According to BBC, the loan leaves business owners at risk as banks can come after the personal property of the business owner if they cannot afford to pay the debts. This reportedly won’t include main homes, but banks could claim other assets including personal savings, shares or holiday homes.
Barclays reportedly told its customers that in order to access the funding they would need to sign a personal guarantee.

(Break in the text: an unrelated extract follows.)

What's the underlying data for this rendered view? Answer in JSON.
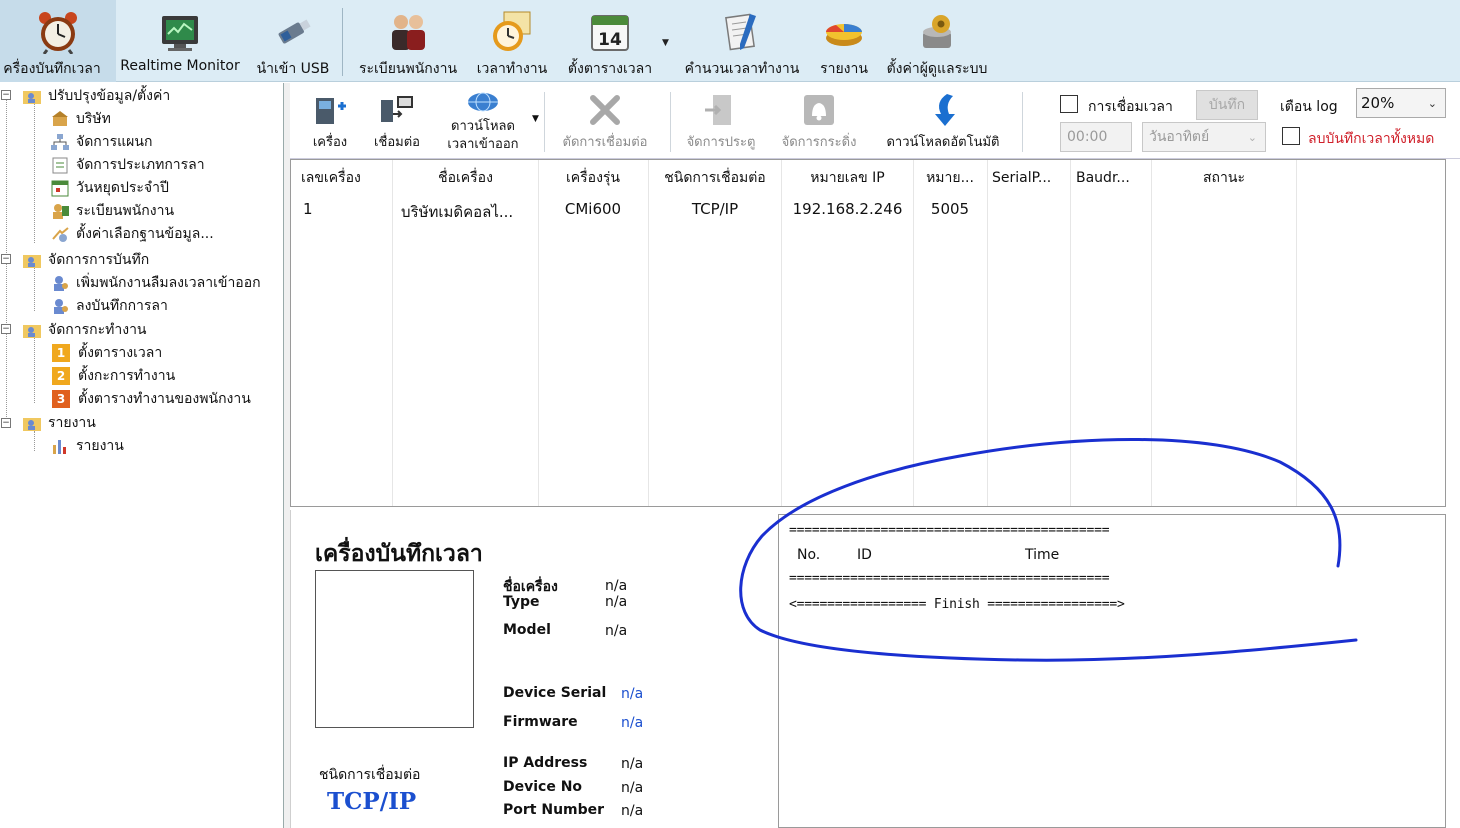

Additionally, HSBC told the BBC it will require a form of personal guarantee for loans over £100,000.
Despite this, the Royal Bank of Scotland confirmed it will offer business interruption loans without asking for personal guarantees.
Commenting on the CBILS, Keith Morgan, BBB chief executive, said: “In this period of exceptional hardship for smaller businesses across the UK, it has been vitally important to get this new scheme up and running as soon as possible.
“Available from today, we hope this new scheme will enable lenders to provide the finance smaller UK businesses need, alongside other government measures, to help them survive the current economic disruption.”
However, the All-Party Parliamentary Group on Fair Business Banking tweeted that there is “confusion about the CBILS”.
It said the Treasury must issue “clear guidance” on parameters and not allow security at ‘discretion of the lender’ to “muddy the waters”. It added: “Unprecedented times require emergency funding. Keep it simple, and no [personal guarantees].”